As evidenced by the variability of the survey results, the field would benefit from developing core responsibilities and standards for APPs in oncology and its subspecialties (hematology, radiation, stem cell transplant, surgery, etc.) in order to create useful staffing structures and productivity benchmarks. More research is needed to determine the number of APPs practicing within oncology and determine how they are practicing throughout the country at both NCCN and non-NCCN institutions to help develop such core competencies. The lack of a national repository of APPs working in oncology will hinder additional research. Advanced oncology certification is currently only available to nurse practitioners; however, having a streamlined certification available to all APPs may help to create a database of APPs practicing in oncology. To further optimize the use of the APP lead role, additional research is needed on the responsibilities of the APP lead role and its intended impact on job satisfaction and health-care delivery.

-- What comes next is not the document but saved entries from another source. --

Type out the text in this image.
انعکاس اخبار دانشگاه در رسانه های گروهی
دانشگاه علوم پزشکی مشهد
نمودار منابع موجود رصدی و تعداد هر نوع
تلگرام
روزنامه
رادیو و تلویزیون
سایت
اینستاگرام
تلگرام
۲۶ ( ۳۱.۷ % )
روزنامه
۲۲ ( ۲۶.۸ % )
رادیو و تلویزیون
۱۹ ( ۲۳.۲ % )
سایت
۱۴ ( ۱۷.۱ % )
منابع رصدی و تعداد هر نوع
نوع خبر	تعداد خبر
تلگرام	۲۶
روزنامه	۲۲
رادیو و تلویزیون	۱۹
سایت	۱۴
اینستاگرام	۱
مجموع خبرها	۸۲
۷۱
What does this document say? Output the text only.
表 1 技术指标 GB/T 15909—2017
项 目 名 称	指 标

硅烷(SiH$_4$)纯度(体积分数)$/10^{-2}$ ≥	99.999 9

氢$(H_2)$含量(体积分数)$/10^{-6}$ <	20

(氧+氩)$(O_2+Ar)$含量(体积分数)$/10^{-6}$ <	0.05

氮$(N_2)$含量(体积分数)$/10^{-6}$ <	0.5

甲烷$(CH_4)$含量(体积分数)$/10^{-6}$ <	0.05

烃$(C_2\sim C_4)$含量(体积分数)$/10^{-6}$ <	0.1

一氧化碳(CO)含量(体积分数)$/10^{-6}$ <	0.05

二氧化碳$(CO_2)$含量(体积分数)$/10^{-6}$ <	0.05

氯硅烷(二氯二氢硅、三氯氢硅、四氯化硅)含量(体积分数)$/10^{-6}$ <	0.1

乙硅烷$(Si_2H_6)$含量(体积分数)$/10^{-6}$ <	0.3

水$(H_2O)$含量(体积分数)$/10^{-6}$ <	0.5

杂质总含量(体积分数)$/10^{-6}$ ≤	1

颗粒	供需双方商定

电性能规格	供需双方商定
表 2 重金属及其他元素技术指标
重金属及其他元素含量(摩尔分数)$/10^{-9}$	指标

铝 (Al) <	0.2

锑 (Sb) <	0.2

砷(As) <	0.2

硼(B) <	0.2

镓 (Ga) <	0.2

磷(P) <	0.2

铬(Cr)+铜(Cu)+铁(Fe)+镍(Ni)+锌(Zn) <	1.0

Various studies, including Survey 3 in this article, indicate that there is a remarkable lack of information regarding leadership structures in place to help support APPs within oncology. Centers should continue to assess the multilevel and career-long opportunities needed to maximize the value this group can offer to patients within the oncology community.

Limitations

Limitations to the study include use of a convenience sample of APPs from NCCN Member Institutions, which may limit the generalizability of observed results. Only certain questions from the survey delineated between NPs and PAs; thus, the authors are unable to make broad associations regarding differences between NPs and PAs in oncology practice. As NPs and PAs continue to collaborate under the umbrella term of “APPs,” future studies should evaluate how PAs and NPs differ in relation to both patient and physician satisfaction, productivity, and quality of care in order to identify areas for improvement. A further limitation of these studies is the lack of a clear definition of independent and shared visits given the middle ground of collaborative visits (APPs engaging in both shared and independent visits) was not captured.

Acknowledgment

The authors would like to acknowledge the NCCN Advanced Practice Provider Workgroup, comprising nurse practitioner and physician assistant leaders who manage APPs, as well as perform daily clinical operations at their respective NCCN Member Institutions.

Footnotes

The authors have no conflicts of interest to disclose.